Frischauf Göppingen, der Erzrivale im Kampf um die Vorherrschaft im „Ländle“. Es lagen zwar 189 Kilometer zwischen dem Dorf Hofweier und der schwäbischen Kleinstadt nordöstlich von Stuttgart, doch es war Schalke gegen Dortmund im Taschenformat – das Duell „Badenser“ gegen „Sauschwoba“. Keiner konnte den anderen riechen, von gönnen ganz zu schweigen.

Also war klar: Göppingen hatte als Tabellenvierter mit deutlichem Rückstand zur Spitze nur noch ein Saisonziel: Die Meisterschaft des TuS Hofweier zu verhindern, zu vernichten, kaputtzumachen – koste es, was es wolle.

Der Showdown beginnt am 12. Mai 1979 um 19:30 Uhr in der Hohenstaufenhalle. Die ist ein berühmt-berüchtigter Kessel der Emotionen. Den langen Korridor hinter den Kabinen nennen sie den „Laufsteg der Leidenschaften“. Verschwitzte Spieler ziehen dort schon in der Pause hektisch an Zigaretten. Aus Wut und vor lauter Frust zugeknallte Türen krachen mit einer Vehemenz ins Schloss, dass die Bude wackelt.

An diesem Abend ist die Atmosphäre noch aufgeheizter als sonst. 5500 Zuschauer füllen die Halle bis zum Bersten. 1000 davon sind mit Bussen und Autos aus der Ortenau angereist. Es geht um die Wurst. Das ist allen klar wie Kloßbrühe.

Vom Anpfiff weg sind ungezügelte Aggressionen im Spiel. Fäuste, Knie, Bodychecks – das komplette Besteck, das auf dem Handballfeld nichts zu suchen hat. Es gibt Nickligkeiten im Minutentakt. Zwei Drittel der ersten Hälfte geht das so.

Dann explodiert das Ganze. Max Müller, im richtigen Leben Polizist und bei FA Göppingen der Mann fürs Grobe, schlägt Armin Emrich auf die erst zwei Wochen zuvor gebrochene Nase. Der Hofweierer flippt aus, wenn auch nur verbal. Und kassiert dafür eine Zeitstrafe. Doch Müller darf weiterspielen. Allerdings nur drei Minuten. Dann streckt ihn der Hofweierer Franz Bechler zu Boden. Der Stuttgarter „Sportbericht“ beschreibt diese Szene anschließend so: „Müller wurde Opfer eines K.o.-Schlages, mit dem Franz Bechler wahrscheinlich bei den Box-Amateuren in Köln Europameister geworden wäre.“ Müller lässt sich vom Platz tragen, mischt aber nach der Pause wieder mit.

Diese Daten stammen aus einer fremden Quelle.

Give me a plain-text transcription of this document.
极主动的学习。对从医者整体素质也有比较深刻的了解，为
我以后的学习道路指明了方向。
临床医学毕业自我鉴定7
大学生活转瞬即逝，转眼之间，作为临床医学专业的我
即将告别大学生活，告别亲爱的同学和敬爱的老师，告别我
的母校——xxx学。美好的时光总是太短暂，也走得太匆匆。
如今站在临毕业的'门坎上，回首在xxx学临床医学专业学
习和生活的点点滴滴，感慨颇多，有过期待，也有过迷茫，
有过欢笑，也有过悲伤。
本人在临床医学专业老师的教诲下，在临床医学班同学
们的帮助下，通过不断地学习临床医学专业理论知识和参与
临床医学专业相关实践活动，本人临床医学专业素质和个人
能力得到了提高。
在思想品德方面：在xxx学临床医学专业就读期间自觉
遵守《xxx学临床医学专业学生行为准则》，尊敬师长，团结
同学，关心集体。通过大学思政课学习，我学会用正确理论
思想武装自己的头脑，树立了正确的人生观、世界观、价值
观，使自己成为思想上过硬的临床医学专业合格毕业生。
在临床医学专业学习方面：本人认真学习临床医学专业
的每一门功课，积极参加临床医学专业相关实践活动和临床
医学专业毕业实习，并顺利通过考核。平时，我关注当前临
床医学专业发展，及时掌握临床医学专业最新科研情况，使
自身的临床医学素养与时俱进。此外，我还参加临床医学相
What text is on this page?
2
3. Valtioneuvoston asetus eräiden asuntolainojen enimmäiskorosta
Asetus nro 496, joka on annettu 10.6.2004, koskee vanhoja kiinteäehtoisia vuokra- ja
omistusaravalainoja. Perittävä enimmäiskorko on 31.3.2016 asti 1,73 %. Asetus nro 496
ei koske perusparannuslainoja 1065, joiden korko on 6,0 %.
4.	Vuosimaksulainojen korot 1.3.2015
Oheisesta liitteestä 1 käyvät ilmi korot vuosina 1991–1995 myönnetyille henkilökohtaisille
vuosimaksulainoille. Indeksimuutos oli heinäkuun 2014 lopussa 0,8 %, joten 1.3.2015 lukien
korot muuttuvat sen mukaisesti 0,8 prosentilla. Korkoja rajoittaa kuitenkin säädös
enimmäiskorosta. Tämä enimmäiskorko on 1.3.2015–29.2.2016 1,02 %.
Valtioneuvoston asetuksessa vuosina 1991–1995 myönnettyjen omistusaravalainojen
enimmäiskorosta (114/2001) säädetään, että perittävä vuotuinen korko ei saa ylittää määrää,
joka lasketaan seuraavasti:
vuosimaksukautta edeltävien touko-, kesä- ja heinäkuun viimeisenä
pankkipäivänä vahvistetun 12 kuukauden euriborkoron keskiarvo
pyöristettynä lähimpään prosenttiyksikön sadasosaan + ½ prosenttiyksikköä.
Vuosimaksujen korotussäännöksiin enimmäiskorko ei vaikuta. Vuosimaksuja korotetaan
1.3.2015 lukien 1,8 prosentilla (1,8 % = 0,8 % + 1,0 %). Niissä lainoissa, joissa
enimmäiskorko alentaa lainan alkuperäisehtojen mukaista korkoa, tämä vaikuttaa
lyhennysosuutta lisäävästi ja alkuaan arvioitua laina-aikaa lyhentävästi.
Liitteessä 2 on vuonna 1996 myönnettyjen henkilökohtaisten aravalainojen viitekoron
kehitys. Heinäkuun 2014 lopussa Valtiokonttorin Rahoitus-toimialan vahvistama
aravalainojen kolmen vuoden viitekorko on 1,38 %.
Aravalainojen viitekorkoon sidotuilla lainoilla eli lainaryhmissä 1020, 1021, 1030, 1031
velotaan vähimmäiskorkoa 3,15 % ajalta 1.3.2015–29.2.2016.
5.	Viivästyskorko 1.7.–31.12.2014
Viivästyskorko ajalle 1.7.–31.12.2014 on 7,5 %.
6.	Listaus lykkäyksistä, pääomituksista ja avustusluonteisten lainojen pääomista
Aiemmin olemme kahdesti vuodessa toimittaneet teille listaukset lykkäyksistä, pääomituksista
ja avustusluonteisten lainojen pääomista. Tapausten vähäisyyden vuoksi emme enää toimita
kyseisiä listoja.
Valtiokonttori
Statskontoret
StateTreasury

Es kommt noch schlimmer. Die 40. Minute: Arno Ehret ist beim Gegenstoß durchgebrochen, hebt ab und fliegt in den Göppinger Kreis. FAG-Keeper Peter Jaschke springt ihm entgegen wie ein Karatekämpfer und trifft den Hofweierer mit der Fußspitze am Kopf. Eine kriminelle Aktion. Ehret liegt regungslos am Boden und blutet aus einer Wunde nahe dem Ohr.

Er braucht lange, bis er wieder auf wacklige Beine kommt. Doch er spielt weiter. Als der Schlusspfiff dieser Schlägerei mit Ball endlich ein Ende gemacht hat, fragt Arno Ehret: „Wie steht’s?“ Das ist der Moment, in dem der Göppinger Mannschaftsarzt den Notruf 110 wählt. Ehret muss sofort ins Krankenhaus.